09 PM | 07 May

Las uvas de la ira

Por José María Caparrós (Catedrático emérito de Historia Contemporánea y Cine de la Universidad de Barcelona y Fundador del Centre d’Investigacions Film-Història. Blog personal).

 las uvas de la ira

Estados Unidos, años 30. En plena Depresión económica, muchas familias de campesinos, que han perdido sus hogares y tierras, deberán salir hacia el Oeste para encontrar en la recolección de la uva un medio de subsistencia. En el camino, la incomprensión y la violencia se cernirán sobre éstas, de manera especial sobre la familia Joad, la cual sirve como arquetipo.

Tom Joad acaba de salir de la cárcel, con libertad provisional, por haber matado a un hombre. Y al regresar a casa, se encuentra que las tierras han sido expropiadas por un fuerte empresa. Se lo cuenta el único superviviente, que obstinado en quedarse se ha vuelto loco. La familia de Joad emprende el éxodo: desde Oklahoma hasta California.

Así, Tom halla a los suyos y marchan todos juntos en una vieja camioneta, abarrotada de personas y objetos. Es una odisea hacia la “tierra prometida” –según los anuncios–, en cuyo camino mueren los abuelos, mientras esa familia va alojándose en míseras casas para trashumantes y en campos de trabajos.

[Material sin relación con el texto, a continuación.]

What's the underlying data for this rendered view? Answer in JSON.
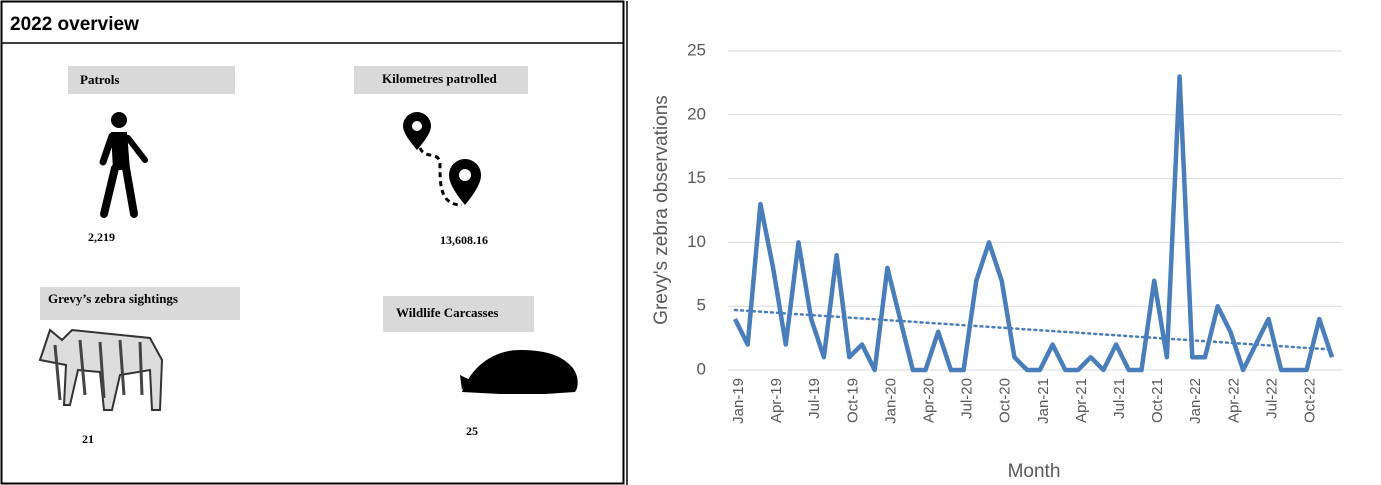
{
  "overview": {
    "title": "2022 overview",
    "items": [
      {
        "label": "Patrols",
        "value": "2,219"
      },
      {
        "label": "Kilometres patrolled",
        "value": "13,608.16"
      },
      {
        "label": "Grevy’s zebra sightings",
        "value": "21"
      },
      {
        "label": "Wildlife Carcasses",
        "value": "25"
      }
    ]
  },
  "chart_data": {
    "type": "line",
    "y_label": "Grevy's zebra observations",
    "x_label": "Month",
    "categories": [
      "Jan-19",
      null,
      null,
      "Apr-19",
      null,
      null,
      "Jul-19",
      null,
      null,
      "Oct-19",
      null,
      null,
      "Jan-20",
      null,
      null,
      "Apr-20",
      null,
      null,
      "Jul-20",
      null,
      null,
      "Oct-20",
      null,
      null,
      "Jan-21",
      null,
      null,
      "Apr-21",
      null,
      null,
      "Jul-21",
      null,
      null,
      "Oct-21",
      null,
      null,
      "Jan-22",
      null,
      null,
      "Apr-22",
      null,
      null,
      "Jul-22",
      null,
      null,
      "Oct-22",
      null,
      null
    ],
    "series": [
      {
        "color": "#4a7ebb",
        "values": [
          4,
          2,
          13,
          8,
          2,
          10,
          4,
          1,
          9,
          1,
          2,
          0,
          8,
          4,
          0,
          0,
          3,
          0,
          0,
          7,
          10,
          7,
          1,
          0,
          0,
          2,
          0,
          0,
          1,
          0,
          2,
          0,
          0,
          7,
          1,
          23,
          1,
          1,
          5,
          3,
          0,
          2,
          4,
          0,
          0,
          0,
          4,
          1
        ]
      }
    ],
    "trend_values": [
      4.7,
      1.6
    ],
    "ylim": [
      0,
      25
    ],
    "yticks": [
      0,
      5,
      10,
      15,
      20,
      25
    ],
    "grid": true
  }
}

Casey, un antiguo clérigo, que viajaba con ellos, es asesinado al intentar convocar una huelga en demanda de mejoras salariales. La ira se apodera de Tom, que se venga matando a un policía. Y al llegar a una granja estatal, tendrá que huir por aquél asesinato. La familia, ya sin él, vuelve a emprender el camino sin fin, bajo la dirección llena de esperanza de Ma Joad, quien comenta en voz alta ante su marido: “Pero nosotros estamos vivos, y seguimos caminando. No pueden acabar con nosotros ni aplastarnos; saldremos siempre adelante, porque somos la gente”.

Valoración crítica

Sin duda es una de las obras maestras del genial John Ford, que ofrece una perfecta evocación de la América de los años 30. Basada en la novela homónima de John Steinbeck –que refleja el clima de desolación, desesperanza y pobreza que vivió gran parte del pueblo americano a raíz del crack del 29–, Ford conjuga la poesía cinematográfica con el dramatismo. Al mismo tiempo, el autor consigue identificar a los espectadores con los personajes protagonistas –sobre todo con los que encarnan magistralmente Henry Fonda y Jane Darwell–, en esos héroes anónimos o arquetipos que le sirven también al realizador para mostrar su particular concepción del mundo; pues el héroe fordiano –como lo ha definido su estudioso Jean Mitry– es un hombre que depende de su situación, está inmerso en un ambiente y este ambiente le domina.

En su famosa conversación con el especialista Peter Bogdanovich, ante la pregunta de qué más le atrajo de Las uvas de la ira, respondería así el propio John Ford.

Me gustó y nada más. Había leído la novela –que era buena– y Darryl Zanuck tenía un buen guión basado en ella. Me atraía todo: que tratase de gente sencilla y que la historia se pareciera al hambre de Irlanda, cuando echaron a la gente de las tierras y los dejaron vagabundear por los caminos para que se muriesen de hambre. Quizá tuviera que ver con eso –parte de mi tradición irlandesa–, pero me gusta la idea de esa familia que se marchaba, y trataba de encontrar un camino en el mundo (…) Gregg Toland trabajó estupendamente en la fotografía, cuando no había nada, pero nada que fotografiar, niuna sola cosa bonita, siquiera una buena fotografía. Le dije: “ Parte quedará negra, pero vamos a fotografiar. Vamos a correr un riesgo y hacer algo que resulte distinto”. Salió bien.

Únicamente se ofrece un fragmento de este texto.